Deep learning is all the rage in AI these days. It works something like this. You give the computer some input, in this case, the sound of people talking. To the computer, this is at first just meaningless noise. But then you give the computer a transcript of what the people were saying.
Like a baby learning new words, the computer figures out what sounds go with what words.
Once it has practiced, and practiced, and practiced, it can apply what it has learned to voices it's never heard before.
Hershey invited me to send him voices to see if his program could separate them from each other. I sent him a 10-second clip of NPR's Kelly McEvers and Ari Shapiro speaking simultaneously.
Here's what I sent.
And here's what the computer came up with.
In the separated recording you can clearly hear what Kelly is saying, but there's still a bit of Ari's voice in the background.
Hershey says the computer's flubs may be because Kelly's and Ari's voices are quite different from the voices used in the computer's training.
And that's a problem, according to critics of the deep learning approach.
"You still need a lot of data to make this technique work," says New York University psychologist Gary Marcus, who works on artificial intelligence.
Deep learning in computers resembles how scientists think the human brain works.

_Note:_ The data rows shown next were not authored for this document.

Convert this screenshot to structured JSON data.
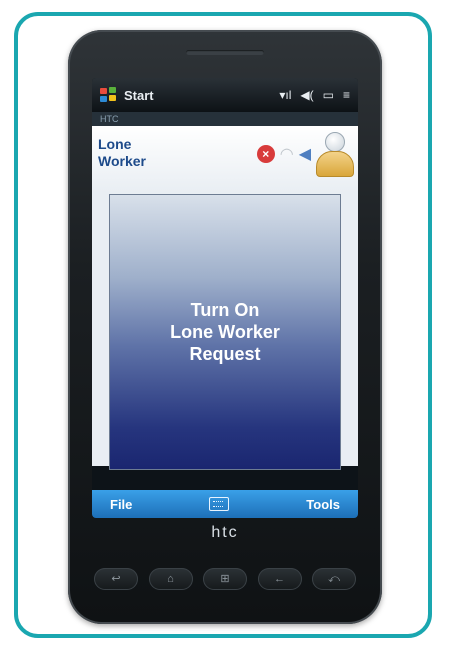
{
  "status_bar": {
    "start_label": "Start",
    "icons": [
      "signal-icon",
      "speaker-icon",
      "battery-icon",
      "connectivity-icon"
    ]
  },
  "carrier_strip": {
    "text": "HTC"
  },
  "app": {
    "title": "Lone\nWorker",
    "header_icons": [
      "cancel-icon",
      "wifi-icon",
      "volume-icon",
      "user-icon"
    ]
  },
  "request_button": {
    "label": "Turn On\nLone Worker\nRequest"
  },
  "menu_bar": {
    "left_label": "File",
    "right_label": "Tools",
    "center_icon": "keyboard-icon"
  },
  "device": {
    "brand": "htc"
  },
  "colors": {
    "frame": "#1aa7b0",
    "menu_bar": "#2a86d0",
    "title": "#1d4a8a"
  }
}
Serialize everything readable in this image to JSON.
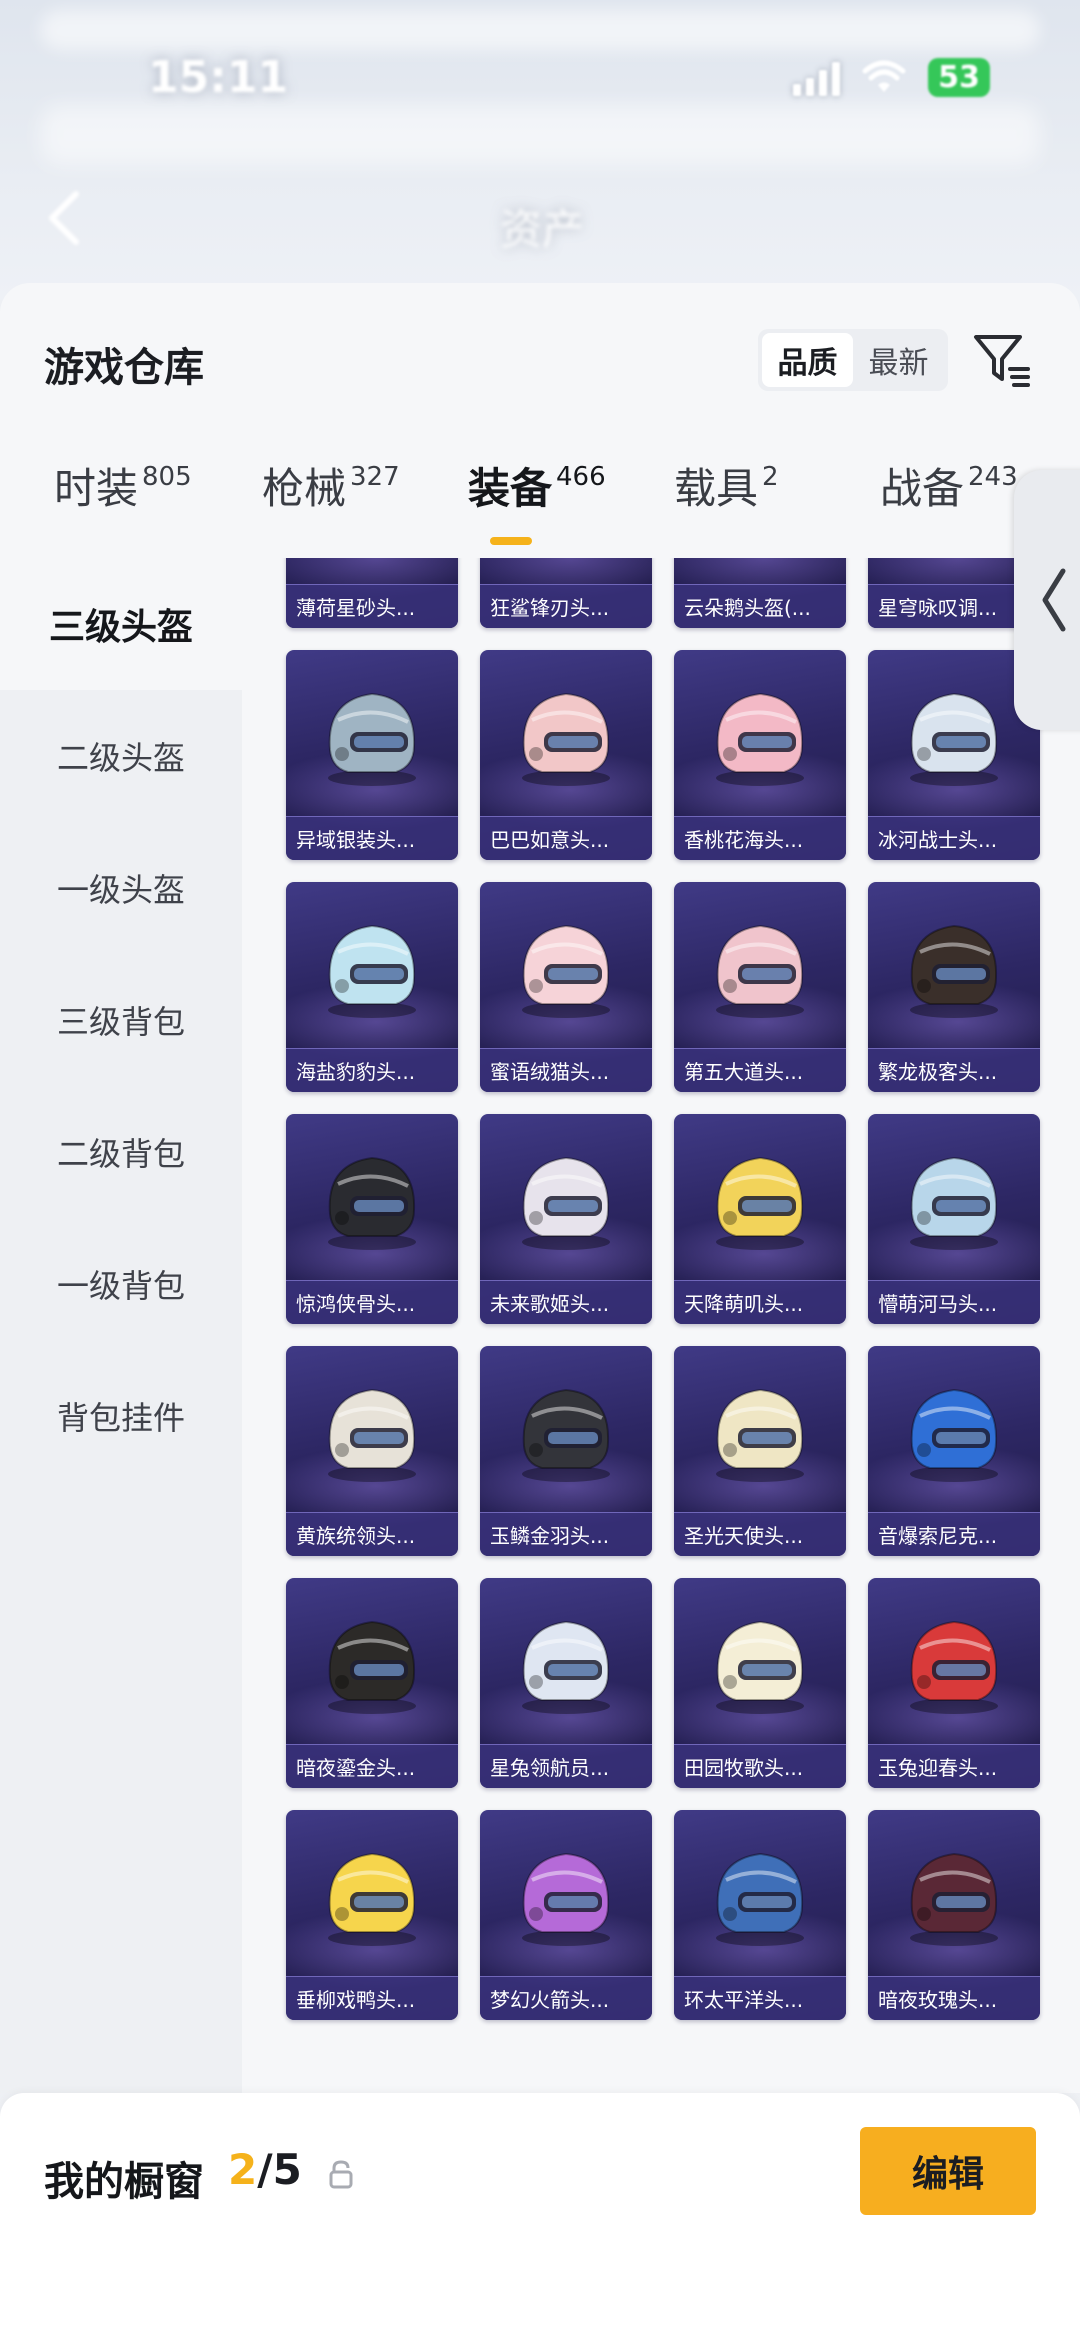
{
  "status_bar": {
    "time": "15:11",
    "battery": "53"
  },
  "header": {
    "title": "资产"
  },
  "warehouse": {
    "title": "游戏仓库",
    "sort_options": [
      "品质",
      "最新"
    ],
    "sort_selected": "品质"
  },
  "tabs": [
    {
      "label": "时装",
      "count": "805"
    },
    {
      "label": "枪械",
      "count": "327"
    },
    {
      "label": "装备",
      "count": "466",
      "active": true
    },
    {
      "label": "载具",
      "count": "2"
    },
    {
      "label": "战备",
      "count": "243"
    }
  ],
  "categories": [
    "三级头盔",
    "二级头盔",
    "一级头盔",
    "三级背包",
    "二级背包",
    "一级背包",
    "背包挂件"
  ],
  "category_selected": "三级头盔",
  "items": [
    {
      "name": "薄荷星砂头...",
      "color": "#cfe9e0"
    },
    {
      "name": "狂鲨锋刃头...",
      "color": "#2b2e36"
    },
    {
      "name": "云朵鹅头盔(...",
      "color": "#f3e6b8"
    },
    {
      "name": "星穹咏叹调...",
      "color": "#7a5e3e"
    },
    {
      "name": "异域银装头...",
      "color": "#9fb4c3"
    },
    {
      "name": "巴巴如意头...",
      "color": "#f2c7c8"
    },
    {
      "name": "香桃花海头...",
      "color": "#f3b9c6"
    },
    {
      "name": "冰河战士头...",
      "color": "#d9e3ee"
    },
    {
      "name": "海盐豹豹头...",
      "color": "#bfe3f0"
    },
    {
      "name": "蜜语绒猫头...",
      "color": "#f6d3d8"
    },
    {
      "name": "第五大道头...",
      "color": "#f0c4cc"
    },
    {
      "name": "繁龙极客头...",
      "color": "#3a2f2a"
    },
    {
      "name": "惊鸿侠骨头...",
      "color": "#2a2b30"
    },
    {
      "name": "未来歌姬头...",
      "color": "#e7e3ec"
    },
    {
      "name": "天降萌叽头...",
      "color": "#f2d35a"
    },
    {
      "name": "懵萌河马头...",
      "color": "#b8d6ea"
    },
    {
      "name": "黄族统领头...",
      "color": "#e7e2d8"
    },
    {
      "name": "玉鳞金羽头...",
      "color": "#33343a"
    },
    {
      "name": "圣光天使头...",
      "color": "#efe6c4"
    },
    {
      "name": "音爆索尼克...",
      "color": "#2f6fd6"
    },
    {
      "name": "暗夜鎏金头...",
      "color": "#2c2a28"
    },
    {
      "name": "星兔领航员...",
      "color": "#dfe6f2"
    },
    {
      "name": "田园牧歌头...",
      "color": "#f4eed6"
    },
    {
      "name": "玉兔迎春头...",
      "color": "#d93a3a"
    },
    {
      "name": "垂柳戏鸭头...",
      "color": "#f6d54c"
    },
    {
      "name": "梦幻火箭头...",
      "color": "#b56ad8"
    },
    {
      "name": "环太平洋头...",
      "color": "#3f6fb8"
    },
    {
      "name": "暗夜玫瑰头...",
      "color": "#5a2836"
    }
  ],
  "showcase": {
    "label": "我的橱窗",
    "current": "2",
    "total": "/5"
  },
  "edit_button": "编辑",
  "colors": {
    "accent": "#f5b21b",
    "card_bg": "#2d2764"
  }
}
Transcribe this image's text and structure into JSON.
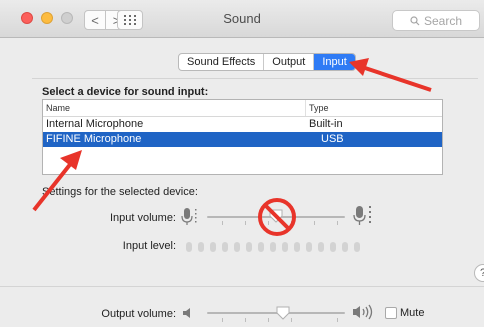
{
  "titlebar": {
    "title": "Sound",
    "search_placeholder": "Search",
    "back_glyph": "<",
    "forward_glyph": ">",
    "grid_icon": "grid-icon"
  },
  "tabs": [
    {
      "label": "Sound Effects",
      "active": false
    },
    {
      "label": "Output",
      "active": false
    },
    {
      "label": "Input",
      "active": true
    }
  ],
  "device_section": {
    "title": "Select a device for sound input:",
    "columns": [
      "Name",
      "Type"
    ],
    "rows": [
      {
        "name": "Internal Microphone",
        "type": "Built-in",
        "selected": false
      },
      {
        "name": "FIFINE Microphone",
        "type": "USB",
        "selected": true
      }
    ]
  },
  "settings": {
    "label": "Settings for the selected device:",
    "input_volume_label": "Input volume:",
    "input_level_label": "Input level:",
    "input_volume_level": 0.5,
    "input_level_value": 0
  },
  "output": {
    "label": "Output volume:",
    "volume_level": 0.55,
    "mute_label": "Mute",
    "mute_checked": false
  },
  "help_glyph": "?",
  "colors": {
    "accent": "#2f7bf5",
    "selection": "#1f64c5",
    "annotation": "#e8342a"
  }
}
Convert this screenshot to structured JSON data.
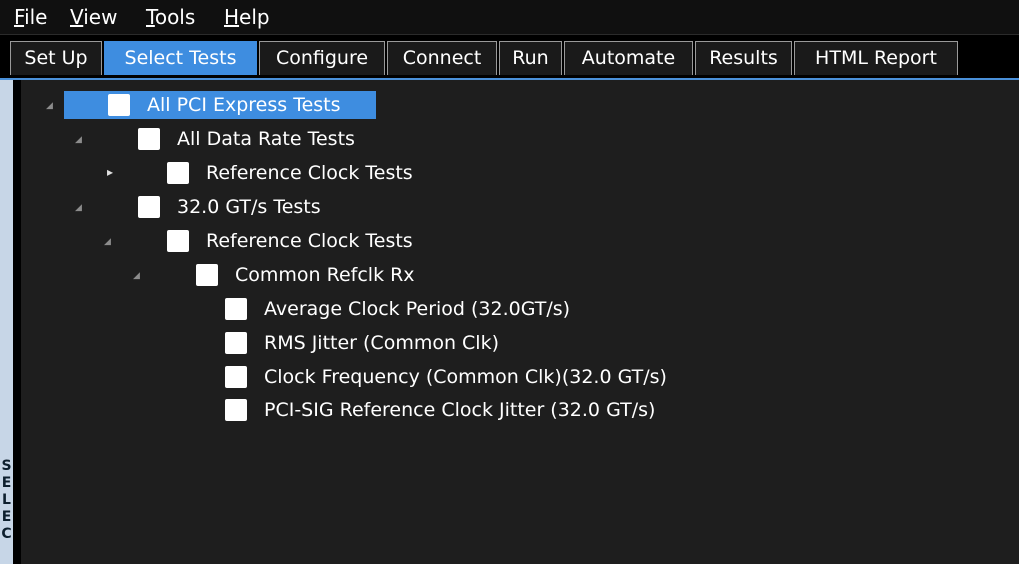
{
  "menu": {
    "file": {
      "accel": "F",
      "rest": "ile"
    },
    "view": {
      "accel": "V",
      "rest": "iew"
    },
    "tools": {
      "accel": "T",
      "rest": "ools"
    },
    "help": {
      "accel": "H",
      "rest": "elp"
    }
  },
  "tabs": {
    "setup": "Set Up",
    "select_tests": "Select Tests",
    "configure": "Configure",
    "connect": "Connect",
    "run": "Run",
    "automate": "Automate",
    "results": "Results",
    "html_report": "HTML Report"
  },
  "side_panel": {
    "letters": [
      "S",
      "E",
      "L",
      "E",
      "C"
    ]
  },
  "tree": {
    "all_pci": "All PCI Express Tests",
    "all_data_rate": "All Data Rate Tests",
    "ref_clock_1": "Reference Clock Tests",
    "gts_32": "32.0 GT/s Tests",
    "ref_clock_2": "Reference Clock Tests",
    "common_refclk": "Common Refclk Rx",
    "avg_clock_period": "Average Clock Period (32.0GT/s)",
    "rms_jitter": "RMS Jitter (Common Clk)",
    "clock_freq": "Clock Frequency (Common Clk)(32.0 GT/s)",
    "pci_sig_jitter": "PCI-SIG Reference Clock Jitter (32.0 GT/s)"
  }
}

The brain is made up of about 100 billion or so neurons. Researchers say the connections among these neurons change as people learn a new task. Something similar is going on inside a computer.
But human brains learn a lot of stuff on their own. Marcus says for deep learning, you need a lot of data to train the computer.
"And sometimes you can't find that data," he says.
Marcus worries people may be too enthralled with this approach to see its limitations.
"One of the key questions right now is how risky is it if I make a crazy error?" he says.
So let's say the computer in a driver-less car sees someone wearing a T-shirt with a picture on it of a highway receding into the distance. It's just possible the computer would be misled that the road on the shirt was a real road.
"They make a mistake. They're not perfect. And the question is how much does that cost you?" Marcus says.
He notes that if you're using artificial intelligence to pick a song people might like, an error is hardly catastrophic. "But if you made a pedestrian detector that's 99 percent correct that sounds good," he says, "... then you do the math and think about how many people would die every day if you had a fleet of those cars and it's really not very good at all."
But computer scientist Astro Teller is more positive about what AI can do. He heads a Google spinoff company called X. First of all, he says, car-driving computers are already getting it right more than 99 percent of the time. He says even if they don't always get it right, cars equipped with AI computers are likely to do way better than humans in unexpected situations.
But he also believes deep learning has its limits.
"Most people in the field of artificial intelligence are excited about deep learning, and the progress that it's making but I think very few of them think that it's going to be the whole nut," Teller says.
He's convinced that researchers will come up with new AI techniques that will make computers much smarter than they are today.
"I don't think there are any inherent limits in the kinds of problems computers can solve," Teller says. "And I hope that there aren't any limits."